Potential Genetic Target Found for Treating Pediatric Leukemia


Scientists have identified a potentially valuable genetic target in children with acute myeloid leukemia that could lead to further studies in immunotherapy drugs for the disease.

Mesothelin (MSLN), a known therapeutic target in solid tumors, was found to be expressed in children and young adult patients with acute myeloid leukemia (AML) and holds promise as a diagnostic and therapeutic target, according to a study published in Blood Advances, a journal of the American Society of Hematology.

“What prompted us to look into different options was that the current treatment that these children have is chemotherapy, which kills normal cells as well as the cancer cells,” said Sonali Barwe, Ph.D., a research scientist at the Alfred I DuPont Hospital for Children and a lead author of the study, in an interview with CURE®. “And a lot of times it's a struggle between killing the cancer and killing the patient.”

Other treatments such as stem cell and bone marrow transplants have toxicities and long-term side effects in children, Barwe added. “So therefore, it was necessary to find some therapy that will specifically kill just the leukemic cells and will not harm the normal cells in the bone marrow, and also the other normal cells in a growing child.”

Targeted and immunotherapeutic strategies hold promise as potential treatment strategies to improve survival and reduce toxicities in patients with AML, according to the study. Expression of MSLN (which is absent in normal hematopoietic cells) in a patient with AML can help identify therapies to attack the cancer cells.

“Having mesothelin does not mean you have a poorer prognosis or a bad outcome,” said Barwe. “So it’s just a good thing, having it only is good news, you're able to take advantage of these specific therapies.”

For their analysis, the researchers collected diagnostic samples from 2,051 pediatric patients (ages 1 week to 25.59 years) with de novo AML, meaning this diagnosis is the first occurrence of AML in the body. They identified MSLN to be highly overexpressed in 36% of AML patients, regardless of age, using large-scale next-generation sequencing efforts.

“MSLN is an ideal therapeutic target in AML because leukemic cells may be targeted with virtually no hematopoietic toxicity,” the authors wrote.

The researchers also demonstrated target-dependent killing of MSLN+ leukemia in vitro and in vivo (outside of a living organism and within, respectively).

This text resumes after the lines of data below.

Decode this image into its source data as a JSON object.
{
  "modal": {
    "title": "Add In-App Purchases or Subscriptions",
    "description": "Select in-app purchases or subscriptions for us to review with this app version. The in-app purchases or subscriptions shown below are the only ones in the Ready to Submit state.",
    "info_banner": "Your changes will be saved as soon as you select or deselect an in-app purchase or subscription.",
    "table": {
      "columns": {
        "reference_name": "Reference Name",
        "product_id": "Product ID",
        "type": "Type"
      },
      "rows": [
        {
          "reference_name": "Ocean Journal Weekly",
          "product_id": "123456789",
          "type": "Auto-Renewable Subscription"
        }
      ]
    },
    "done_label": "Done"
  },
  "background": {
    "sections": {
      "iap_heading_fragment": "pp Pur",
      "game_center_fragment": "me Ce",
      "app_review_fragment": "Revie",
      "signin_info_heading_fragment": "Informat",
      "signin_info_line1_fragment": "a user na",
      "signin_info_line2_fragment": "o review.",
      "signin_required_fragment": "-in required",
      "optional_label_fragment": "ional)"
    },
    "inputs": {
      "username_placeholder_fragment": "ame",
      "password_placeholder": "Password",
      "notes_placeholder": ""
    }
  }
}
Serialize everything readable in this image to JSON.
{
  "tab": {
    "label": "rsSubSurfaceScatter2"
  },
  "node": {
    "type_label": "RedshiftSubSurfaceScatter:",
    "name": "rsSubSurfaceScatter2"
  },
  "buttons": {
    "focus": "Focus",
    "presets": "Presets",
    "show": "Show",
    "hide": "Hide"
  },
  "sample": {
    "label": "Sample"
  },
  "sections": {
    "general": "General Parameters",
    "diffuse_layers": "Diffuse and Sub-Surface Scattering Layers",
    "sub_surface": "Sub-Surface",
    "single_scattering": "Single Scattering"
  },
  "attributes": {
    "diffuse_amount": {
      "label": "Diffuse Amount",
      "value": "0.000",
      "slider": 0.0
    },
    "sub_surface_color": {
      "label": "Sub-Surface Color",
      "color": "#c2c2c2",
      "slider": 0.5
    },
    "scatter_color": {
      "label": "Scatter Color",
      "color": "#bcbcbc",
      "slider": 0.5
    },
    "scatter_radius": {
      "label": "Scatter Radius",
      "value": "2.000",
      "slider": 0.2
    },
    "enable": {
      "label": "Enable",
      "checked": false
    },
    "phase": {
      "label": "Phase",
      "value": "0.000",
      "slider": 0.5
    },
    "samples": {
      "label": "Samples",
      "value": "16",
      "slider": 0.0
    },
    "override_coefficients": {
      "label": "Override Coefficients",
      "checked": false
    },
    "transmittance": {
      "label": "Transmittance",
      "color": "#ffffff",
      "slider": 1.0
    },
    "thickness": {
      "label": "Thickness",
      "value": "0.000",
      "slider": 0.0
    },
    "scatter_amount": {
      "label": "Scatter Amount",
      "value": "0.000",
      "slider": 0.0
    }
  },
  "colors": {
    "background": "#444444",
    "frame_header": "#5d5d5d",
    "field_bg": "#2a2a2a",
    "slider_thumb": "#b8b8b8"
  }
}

They also demonstrated that MSLN targeting with antibody-drug conjugates, or highly targeted biopharmaceutical drugs, can be improved in AML using a DNA-damaging payload of small molecules or cellular toxins, protein toxins, proteins, enzymes and radionuclides.

“This is just opening the door slightly, that we identified one target, but definitely more studies are ongoing to identify other specific targets,” said Barwe.

The knowledge of MSLN expression in pediatric AML may lead to the availability of immunotherapy options, said Barwe.

“There are, off the top of my head, five or six different types of ways in which you can activate the immune system of the patient so that it will specifically recognize the tumor cells and kill those cells,” said Barwe. “So you're trying different methodologies for activating this immune system. And it is it is really exciting in the sense that it's working. My forte is preclinical models, so it's working very well in the preclinical model. We are excited to make it reach further into clinical trials and see how it works in children.”